Jiahui Geng,Fengyu Cai,Yuxia Wang,Heinz Koeppl,Preslav Nakov,Iryna Gurevych
2024-03-25
Abstract:Large language models (LLMs) have demonstrated remarkable capabilities across a wide range of tasks in various domains. Despite their impressive performance, they can be unreliable due to factual errors in their generations. Assessing their confidence and calibrating them across different tasks can help mitigate risks and enable LLMs to produce better generations. There has been a lot of recent research aiming to address this, but there has been no comprehensive overview to organize it and outline the main lessons learned. The present survey aims to bridge this gap. In particular, we outline the challenges and we summarize recent technical advancements for LLM confidence estimation and calibration. We further discuss their applications and suggest promising directions for future work.
Artificial Intelligence
What problem does this paper attempt to address?

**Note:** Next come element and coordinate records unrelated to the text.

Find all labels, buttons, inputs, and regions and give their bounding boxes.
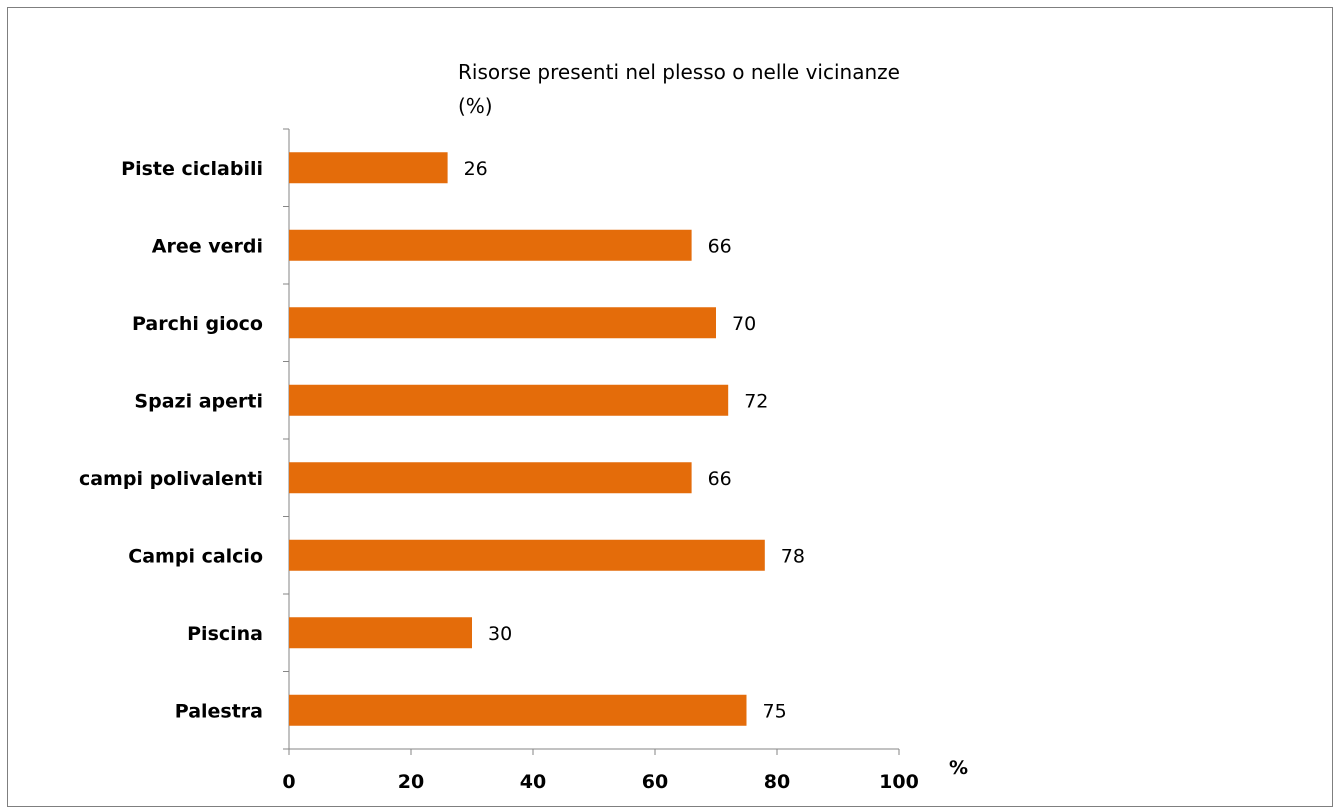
x-axis-unit: % bbox=[949, 757, 968, 779]
category-label: Spazi aperti bbox=[134, 390, 263, 412]
bar bbox=[289, 539, 765, 571]
bar bbox=[289, 694, 747, 726]
category-label: Piscina bbox=[187, 623, 263, 645]
data-label: 66 bbox=[708, 235, 732, 257]
data-label: 75 bbox=[763, 700, 787, 722]
bar bbox=[289, 307, 716, 339]
x-tick-label: 100 bbox=[879, 771, 919, 793]
chart-title: Risorse presenti nel plesso o nelle vici… bbox=[458, 60, 900, 118]
category-labels: Piste ciclabili Aree verdi Parchi gioco Spa… bbox=[79, 158, 263, 723]
data-label: 26 bbox=[464, 158, 488, 180]
bar bbox=[289, 229, 692, 261]
category-label: Campi calcio bbox=[128, 545, 263, 567]
category-label: Piste ciclabili bbox=[121, 158, 263, 180]
data-label: 30 bbox=[488, 623, 512, 645]
bar bbox=[289, 152, 448, 184]
data-label: 72 bbox=[744, 390, 768, 412]
x-tick-label: 80 bbox=[764, 771, 790, 793]
x-tick-label: 60 bbox=[642, 771, 668, 793]
chart-title-line: (%) bbox=[458, 94, 493, 118]
x-tick-label: 0 bbox=[282, 771, 295, 793]
bar bbox=[289, 384, 729, 416]
x-tick-label: 20 bbox=[398, 771, 424, 793]
category-label: Palestra bbox=[175, 700, 263, 722]
category-label: campi polivalenti bbox=[79, 468, 263, 490]
data-label: 66 bbox=[708, 468, 732, 490]
chart-bars bbox=[289, 152, 765, 726]
category-label: Parchi gioco bbox=[132, 313, 263, 335]
bar bbox=[289, 617, 472, 649]
chart-title-line: Risorse presenti nel plesso o nelle vici… bbox=[458, 60, 900, 84]
bar bbox=[289, 462, 692, 494]
data-label: 78 bbox=[781, 545, 805, 567]
category-label: Aree verdi bbox=[152, 235, 263, 257]
data-labels: 26 66 70 72 66 78 30 75 bbox=[464, 158, 805, 723]
x-tick-label: 40 bbox=[520, 771, 546, 793]
data-label: 70 bbox=[732, 313, 756, 335]
chart-axes bbox=[283, 128, 900, 755]
x-tick-labels: 0 20 40 60 80 100 bbox=[282, 771, 918, 793]
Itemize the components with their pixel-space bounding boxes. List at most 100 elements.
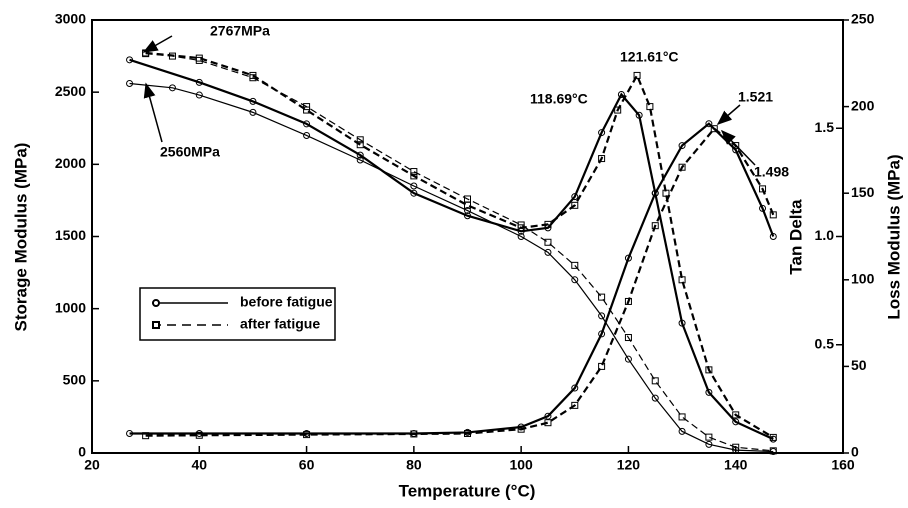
tan-marker bbox=[571, 401, 579, 409]
y-tick-label: 2500 bbox=[55, 83, 86, 99]
annotation: 2767MPa bbox=[210, 23, 270, 39]
storage-marker bbox=[464, 207, 471, 215]
tan-line bbox=[129, 122, 775, 435]
loss-marker bbox=[464, 212, 471, 220]
loss-marker bbox=[617, 90, 625, 98]
storage-marker bbox=[705, 433, 713, 441]
tan-marker bbox=[598, 330, 606, 338]
tan-marker bbox=[705, 120, 713, 128]
y2-axis-label: Loss Modulus (MPa) bbox=[884, 154, 903, 319]
annotation: 1.498 bbox=[754, 164, 789, 180]
legend-marker bbox=[152, 299, 160, 307]
annotation-arrow bbox=[143, 82, 163, 143]
y-tick-label: 500 bbox=[63, 372, 87, 388]
loss-marker bbox=[303, 106, 311, 114]
tan-marker bbox=[759, 185, 767, 193]
tan-marker bbox=[571, 384, 579, 392]
storage-marker bbox=[651, 377, 659, 385]
loss-marker bbox=[249, 71, 257, 79]
annotation: 2560MPa bbox=[160, 144, 220, 160]
loss-marker bbox=[410, 172, 418, 180]
loss-marker bbox=[678, 276, 686, 284]
y3-axis-label: Tan Delta bbox=[786, 199, 805, 275]
loss-marker bbox=[769, 433, 777, 441]
loss-marker bbox=[126, 56, 134, 64]
storage-marker bbox=[126, 80, 134, 88]
storage-marker bbox=[168, 84, 176, 92]
storage-marker bbox=[544, 238, 552, 246]
loss-marker bbox=[633, 71, 641, 79]
storage-marker bbox=[705, 440, 713, 448]
storage-marker bbox=[571, 261, 579, 269]
tan-marker bbox=[598, 362, 606, 370]
y-axis-label: Storage Modulus (MPa) bbox=[11, 143, 30, 332]
tan-marker bbox=[195, 431, 203, 439]
storage-marker bbox=[598, 312, 606, 320]
storage-marker bbox=[732, 443, 740, 451]
x-tick-label: 60 bbox=[299, 457, 315, 473]
tan-marker bbox=[678, 163, 686, 171]
y-tick-label: 1000 bbox=[55, 299, 86, 315]
loss-marker bbox=[732, 411, 740, 419]
loss-marker bbox=[195, 78, 203, 86]
storage-marker bbox=[410, 182, 418, 190]
tan-marker bbox=[303, 431, 311, 439]
tan-marker bbox=[759, 204, 767, 212]
loss-marker bbox=[356, 141, 364, 149]
storage-marker bbox=[356, 136, 364, 144]
storage-marker bbox=[624, 334, 632, 342]
tan-marker bbox=[624, 297, 632, 305]
annotation: 1.521 bbox=[738, 89, 773, 105]
y2-tick-label: 0 bbox=[851, 444, 859, 460]
annotation: 121.61°C bbox=[620, 49, 679, 65]
x-tick-label: 120 bbox=[617, 457, 641, 473]
loss-marker bbox=[249, 97, 257, 105]
loss-marker bbox=[356, 151, 364, 159]
loss-marker bbox=[195, 54, 203, 62]
tan-marker bbox=[651, 189, 659, 197]
loss-marker bbox=[662, 189, 670, 197]
x-tick-label: 80 bbox=[406, 457, 422, 473]
y3-tick-label: 1.0 bbox=[815, 227, 835, 243]
loss-marker bbox=[571, 193, 579, 201]
storage-line bbox=[145, 53, 774, 452]
tan-marker bbox=[517, 425, 525, 433]
y2-tick-label: 150 bbox=[851, 184, 875, 200]
tan-marker bbox=[544, 419, 552, 427]
tan-marker bbox=[464, 430, 471, 438]
tan-marker bbox=[769, 233, 777, 240]
loss-marker bbox=[464, 201, 471, 209]
loss-marker bbox=[410, 189, 418, 197]
loss-marker bbox=[635, 111, 643, 119]
storage-marker bbox=[544, 248, 552, 256]
loss-marker bbox=[598, 155, 606, 163]
storage-marker bbox=[249, 108, 257, 116]
loss-marker bbox=[517, 224, 525, 232]
tan-marker bbox=[678, 142, 686, 150]
loss-marker bbox=[544, 220, 552, 228]
y-tick-label: 2000 bbox=[55, 155, 86, 171]
legend-box bbox=[139, 287, 336, 341]
loss-marker bbox=[614, 106, 622, 114]
tan-marker bbox=[769, 211, 777, 219]
loss-marker bbox=[705, 366, 713, 374]
loss-marker bbox=[678, 319, 686, 327]
legend-label: after fatigue bbox=[240, 316, 320, 332]
storage-marker bbox=[571, 276, 579, 284]
tan-marker bbox=[126, 430, 134, 438]
storage-marker bbox=[769, 447, 777, 455]
storage-marker bbox=[678, 413, 686, 421]
loss-marker bbox=[598, 129, 606, 137]
y3-tick-label: 1.5 bbox=[815, 119, 835, 135]
loss-marker bbox=[303, 120, 311, 128]
legend-marker bbox=[152, 321, 160, 329]
x-axis-label: Temperature (°C) bbox=[399, 481, 536, 500]
tan-marker bbox=[142, 432, 150, 440]
annotation-arrow bbox=[142, 35, 173, 53]
y2-tick-label: 50 bbox=[851, 357, 867, 373]
y2-tick-label: 200 bbox=[851, 97, 875, 113]
storage-marker bbox=[598, 293, 606, 301]
storage-marker bbox=[517, 233, 525, 240]
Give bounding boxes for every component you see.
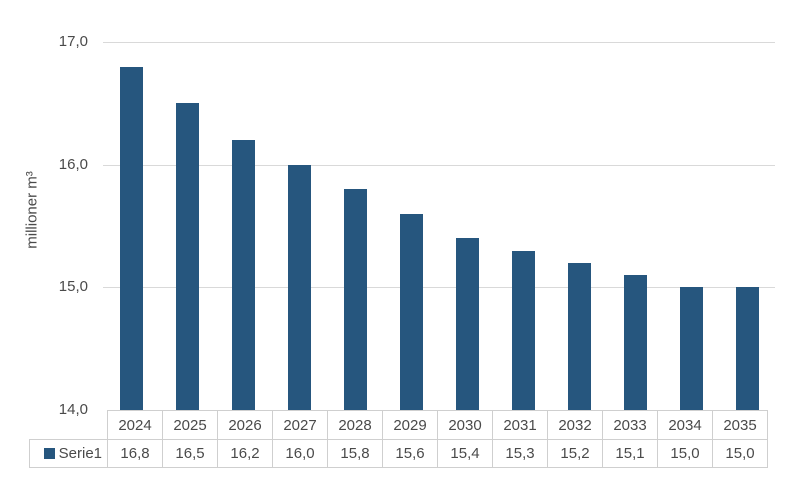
value-cell-2029: 15,6 (382, 439, 438, 468)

### Problems the Paper Attempts to Solve The paper "A Survey on Confidence Estimation and Calibration in Large Language Models" aims to address the challenges of confidence estimation and calibration in large language models (LLMs) during generation tasks. Despite the excellent performance of LLMs in various tasks, they may produce factual errors during generation, leading to unreliable results. Evaluating and calibrating the confidence of these models can help mitigate risks and improve generation quality. Specifically, the paper focuses on the following issues: 1. **Confidence Estimation**: - How to evaluate the confidence of LLMs in different tasks? - What are the existing methods for confidence estimation? What are their applicability and limitations in LLMs? 2. **Model Calibration**: - How to calibrate the prediction probabilities of LLMs to align with actual accuracy? - What are the existing calibration methods? How effective are they when applied to LLMs? 3. **Technical Challenges**: - The output space of LLMs is extremely large, with the number of possible results growing exponentially with the length of the generation, making it impossible to evaluate all potential responses. - Different expressions may convey the same meaning, so confidence estimation needs to consider semantics. - LLMs have unique characteristics, such as expressing confidence through text and the ability to perform zero-shot or few-shot learning, but their responses are sensitive to prompts, which may lead to instability in results. 4. **Applications and Future Directions**: - What are the practical applications of confidence estimation and calibration in LLMs? - What are the future research directions and potential development trends? By systematically reviewing and summarizing the current research progress, the paper aims to fill the gap in this field and provide theoretical and technical support for developing more reliable LLM applications.